SEBI’s Amendments to AIF Regulations
In line with amendments approved in SEBI’s Board meeting held on March 29, 2023, SEBI has issued SEBI (AIF) (Second Amendment) Regulations, 2023 on June 15, 2023 to further amend the AIF Regulations, 2012.
The following is a summary of the key new amendments-
Minimum experience requirement of key personnel
At least 1 key personnel is required to have minimum 5 years of experience in advising or managing pools of capital or in fund or asset or wealth or portfolio management or in the business of buying, selling and dealing of securities or other financial assets.
The existing minimum experience requirement has been replaced with a comprehensive certification requirement - at least 1 key personnel is required to have relevant certification as may be specified by the Board from time to time.
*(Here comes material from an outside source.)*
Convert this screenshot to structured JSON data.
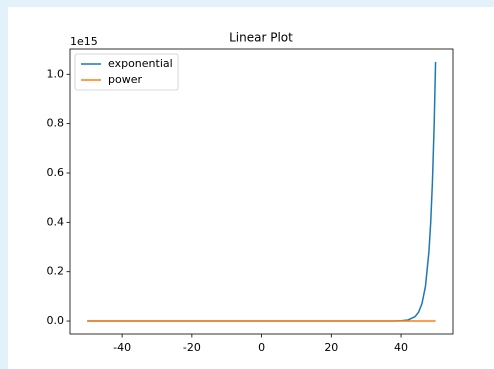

A fresh certification shall be obtained before expiry of the validity of the existing certification to ensure continuity in compliance with the certification requirement.
Dematerialisation of units
Units of AIF shall be issued in dematerialised form subject to the conditions specified by SEBI from time to time.
SEBI has, in a Circular released on June 21, 2023, mentioned that existing schemes of AIFs with corpus more than INR 500 crore will dematerialise their units by October 31, 2023 and schemes with corpus less than INR 500 crore will dematerialise their units by April 30, 2024. AIFs with corpus more than INR 500 crore can issue units only in dematerialised form from November 01, 2023. AIFs with corpus less than INR 500 crore can issue units only in dematerialised form from May 01, 2024. The aforesaid requirement is not applicable for schemes whose tenure (excluding permissible extensions) ends on or before April 30, 2024.
Buying or selling of investments involving conflict of interest
At present, the requirement for investors’ approval is only in instances where AIF invests in associates or another scheme of the same manager.
Approval of 75% of the investors by value of their investment in the scheme of AIF shall be required to buy or sell investments, from or to -
(a) associates; or
(b) schemes of AIFs managed or sponsored by its Manager, Sponsor or associates of its Manager or Sponsor; or
(c) an investor who has committed to invest at least 50% of the corpus of the scheme of AIF.
Appointment of compliance officer
The Manager shall appoint a Compliance Officer who shall be responsible for monitoring compliance with the provisions of the SEBI rules and regulations, and who shall also satisfy the eligibility criteria as may be specified by SEBI from time to time.
The Compliance Officer shall immediately and independently report to the Board any non-compliance observed by him, as soon as possible but not later than 7 working days from the date of observing such non-compliance.
Valuation and appointment of independent valuer
At present, only Category I and II AIFs are required to appoint an independent valuer. The AIFs are required to provide to its investors, a description of its valuation procedure and of the methodology for valuing assets.
It shall be the responsibility of the Manager to ensure that the AIFs shall appoint an independent valuer and shall ensure that the valuation of its investments is carried out in the manner specified by SEBI from time to time and provide to its investors, a description of its valuation procedure and of the methodology for valuing assets.
Category III AIFs shall undertake valuation of their investment in unlisted securities and listed debt securities by an independent valuer.
The Manager shall be responsible for true and fair valuation of the investments of the scheme of the AIFs.
In case the established policies and procedures of valuation do not result in fair and appropriate valuation, the Manager shall deviate from the established policies and procedures in order to value the assets or securities at a fair value and document the rationale for such deviation.
Such deviation and its rationale shall be reported to the trustee or the trustee company or the Board of Directors or designated partners of the AIF and investors of the AIF.
Distribution of unliquidated investments
At present, AIFs can make in-specie distribution to its investors, if required, during the liquidation stage, after obtaining approval of at least 75% of the investors by value of their investment in the AIF.
An AIF may distribute investments of a scheme which are not sold due to lack of liquidity, in-specie to the investors or sell such investments to a liquidation scheme, after obtaining approval of at least 75% of the investors by value of their investment in the scheme of the AIF, in the manner and subject to conditions specified by SEBI from time to time.
Liquidation Scheme means a close ended scheme launched by an AIF only for the purpose of liquidating the unliquidated investments purchased from its scheme, whose tenure has expired. The tenure of liquidation scheme of the AIF shall be determined at the time of filing of placement memorandum with SEBI and shall not be extended. The liquidation scheme of the AIF shall not accept any fresh commitment from any investor and shall not make any new investment.